How to triangulate two 3d lines

[assafMOCAP]

Hi guys,
I am working on an computer vision project.
the project uses two cameras to triangulate an object in front of the cameras.

Homework Statement

Express the object's location in 3d coordinates relative to the cameras.

Homework Equations

From the software i can get two line equations.
The line equations are for lines going through the centers of the lens and the center of the object itself
1: a1x1+b1y1+c1=0
2: a2x2+b2y2+c2=0
Known parameters are the a1,a2,b1,b2,c1,c2
Also know is the relation between the two cameras (The Fundamental matrix 3X3)
Also, the object coordinates in 2d on a projection plane from each camera is known (i.e. x1,y1 and x2,y2 )

Sadly, the lines do not meet, so its also needed to calculate the shortest line that connects both lines and treat its middle as the object's center.

The Attempt at a Solution

how to calculate a vector that originates from the middle of the two cameras, to the object.

 

[geoffrey159]

Homework Statement

Express the object's location in 3d coordinates relative to the cameras.

Let's say that your original coordinate system is $(O,\vec i,\vec j,\vec k)$
You want to set a camera in $O'$ and $O''$, and set a coordinate system in $O'$ and $O''$.
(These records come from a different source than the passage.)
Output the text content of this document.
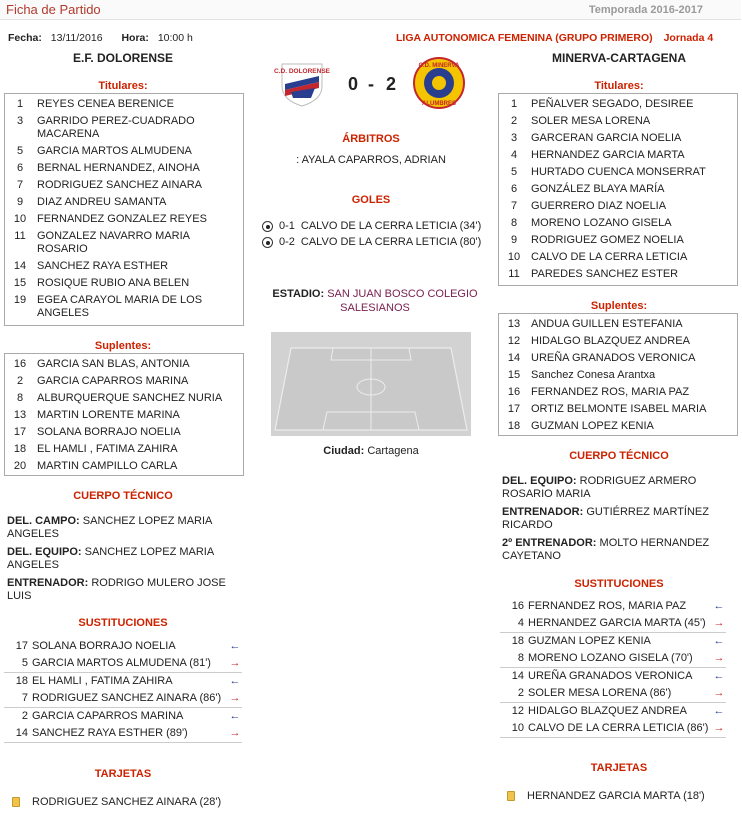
Ficha de Partido	Temporada 2016-2017
Fecha: 13/11/2016 Hora: 10:00 h	LIGA AUTONOMICA FEMENINA (GRUPO PRIMERO) Jornada 4
E.F. DOLORENSE	MINERVA-CARTAGENA
Titulares:
1	REYES CENEA BERENICE
3	GARRIDO PEREZ-CUADRADO MACARENA
5	GARCIA MARTOS ALMUDENA
6	BERNAL HERNANDEZ, AINOHA
7	RODRIGUEZ SANCHEZ AINARA
9	DIAZ ANDREU SAMANTA
10 FERNANDEZ GONZALEZ REYES
11	GONZALEZ NAVARRO MARIA ROSARIO
14 SANCHEZ RAYA ESTHER
15 ROSIQUE RUBIO ANA BELEN
19 EGEA CARAYOL MARIA DE LOS ANGELES
Suplentes:
16 GARCIA SAN BLAS, ANTONIA
2	GARCIA CAPARROS MARINA
8	ALBURQUERQUE SANCHEZ NURIA
13 MARTIN LORENTE MARINA
17 SOLANA BORRAJO NOELIA
18 EL HAMLI , FATIMA ZAHIRA
20 MARTIN CAMPILLO CARLA
CUERPO TÉCNICO
DEL. CAMPO: SANCHEZ LOPEZ MARIA ANGELES
DEL. EQUIPO: SANCHEZ LOPEZ MARIA ANGELES
ENTRENADOR: RODRIGO MULERO JOSE LUIS
SUSTITUCIONES
17 SOLANA BORRAJO NOELIA	←
5 GARCIA MARTOS ALMUDENA (81')	→
18 EL HAMLI , FATIMA ZAHIRA	←
7 RODRIGUEZ SANCHEZ AINARA (86') →
2 GARCIA CAPARROS MARINA	←
14 SANCHEZ RAYA ESTHER (89')	→
TARJETAS
RODRIGUEZ SANCHEZ AINARA (28')
C.D. DOLORENSE
0 - 2
C.D. MINERVA
ALUMBRES
ÁRBITROS
: AYALA CAPARROS, ADRIAN
GOLES
0-1 CALVO DE LA CERRA LETICIA (34')
0-2 CALVO DE LA CERRA LETICIA (80')
ESTADIO: SAN JUAN BOSCO COLEGIO SALESIANOS
Ciudad: Cartagena
Titulares:
1	PEÑALVER SEGADO, DESIREE
2	SOLER MESA LORENA
3	GARCERAN GARCIA NOELIA
4	HERNANDEZ GARCIA MARTA
5	HURTADO CUENCA MONSERRAT
6	GONZÁLEZ BLAYA MARÍA
7	GUERRERO DIAZ NOELIA
8	MORENO LOZANO GISELA
9	RODRIGUEZ GOMEZ NOELIA
10 CALVO DE LA CERRA LETICIA
11	PAREDES SANCHEZ ESTER
Suplentes:
13 ANDUA GUILLEN ESTEFANIA
12 HIDALGO BLAZQUEZ ANDREA
14 UREÑA GRANADOS VERONICA
15 Sanchez Conesa Arantxa
16 FERNANDEZ ROS, MARIA PAZ
17 ORTIZ BELMONTE ISABEL MARIA
18 GUZMAN LOPEZ KENIA
CUERPO TÉCNICO
DEL. EQUIPO: RODRIGUEZ ARMERO ROSARIO MARIA
ENTRENADOR: GUTIÉRREZ MARTÍNEZ RICARDO
2º ENTRENADOR: MOLTO HERNANDEZ CAYETANO
SUSTITUCIONES
16 FERNANDEZ ROS, MARIA PAZ	←
4 HERNANDEZ GARCIA MARTA (45') →
18 GUZMAN LOPEZ KENIA	←
8 MORENO LOZANO GISELA (70')	→
14 UREÑA GRANADOS VERONICA	←
2 SOLER MESA LORENA (86')	→
12 HIDALGO BLAZQUEZ ANDREA	←
10 CALVO DE LA CERRA LETICIA (86') →
TARJETAS
HERNANDEZ GARCIA MARTA (18')
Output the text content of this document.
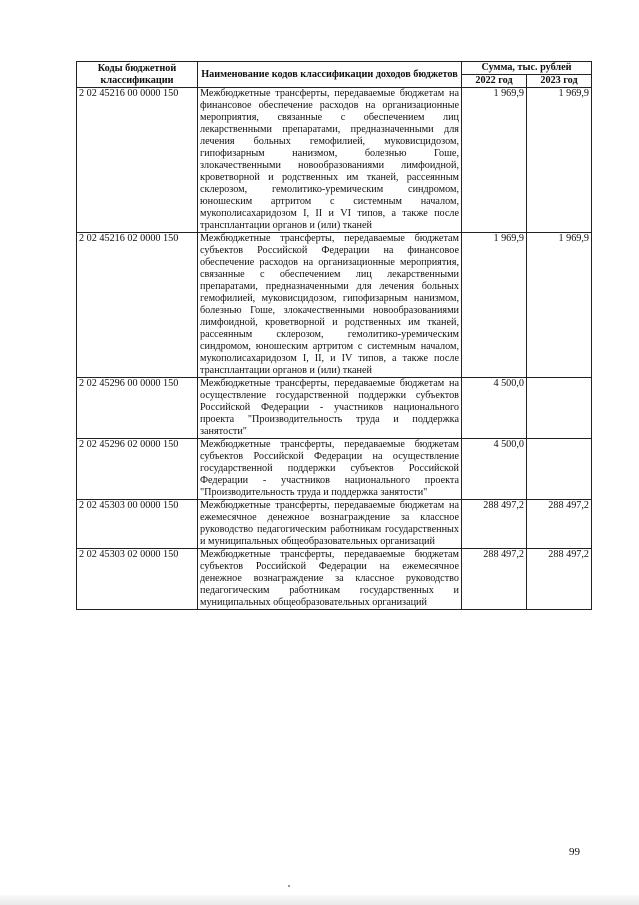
Коды бюджетной классификации	Наименование кодов классификации доходов бюджетов	Сумма, тыс. рублей	
		2022 год	2023 год
2 02 45216 00 0000 150	Межбюджетные трансферты, передаваемые бюджетам на финансовое обеспечение расходов на организационные мероприятия, связанные с обеспечением лиц лекарственными препаратами, предназначенными для лечения больных гемофилией, муковисцидозом, гипофизарным нанизмом, болезнью Гоше, злокачественными новообразованиями лимфоидной, кроветворной и родственных им тканей, рассеянным склерозом, гемолитико-уремическим синдромом, юношеским артритом с системным началом, мукополисахаридозом I, II и VI типов, а также после трансплантации органов и (или) тканей	1 969,9	1 969,9
2 02 45216 02 0000 150	Межбюджетные трансферты, передаваемые бюджетам субъектов Российской Федерации на финансовое обеспечение расходов на организационные мероприятия, связанные с обеспечением лиц лекарственными препаратами, предназначенными для лечения больных гемофилией, муковисцидозом, гипофизарным нанизмом, болезнью Гоше, злокачественными новообразованиями лимфоидной, кроветворной и родственных им тканей, рассеянным склерозом, гемолитико-уремическим синдромом, юношеским артритом с системным началом, мукополисахаридозом I, II, и IV типов, а также после трансплантации органов и (или) тканей	1 969,9	1 969,9
2 02 45296 00 0000 150	Межбюджетные трансферты, передаваемые бюджетам на осуществление государственной поддержки субъектов Российской Федерации - участников национального проекта "Производительность труда и поддержка занятости"	4 500,0	
2 02 45296 02 0000 150	Межбюджетные трансферты, передаваемые бюджетам субъектов Российской Федерации на осуществление государственной поддержки субъектов Российской Федерации - участников национального проекта "Производительность труда и поддержка занятости"	4 500,0	
2 02 45303 00 0000 150	Межбюджетные трансферты, передаваемые бюджетам на ежемесячное денежное вознаграждение за классное руководство педагогическим работникам государственных и муниципальных общеобразовательных организаций	288 497,2	288 497,2
2 02 45303 02 0000 150	Межбюджетные трансферты, передаваемые бюджетам субъектов Российской Федерации на ежемесячное денежное вознаграждение за классное руководство педагогическим работникам государственных и муниципальных общеобразовательных организаций	288 497,2	288 497,2
99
If $M$ has coordinates $(x,y,z)$ in the original coordinate system, its coordinates $(x',y',z')$ in $(O',\vec I,\vec J,\vec K)$ satisfy

$\begin{pmatrix} x \\ y \\ z \end{pmatrix} = \vec{OO'} + P . \begin{pmatrix} x' \\ y' \\ z' \end{pmatrix}$

where $P$ is the change of basis matrix from $(\vec i,\vec j,\vec k)$ to $(\vec I,\vec J,\vec K)$. Similarly for the other camera.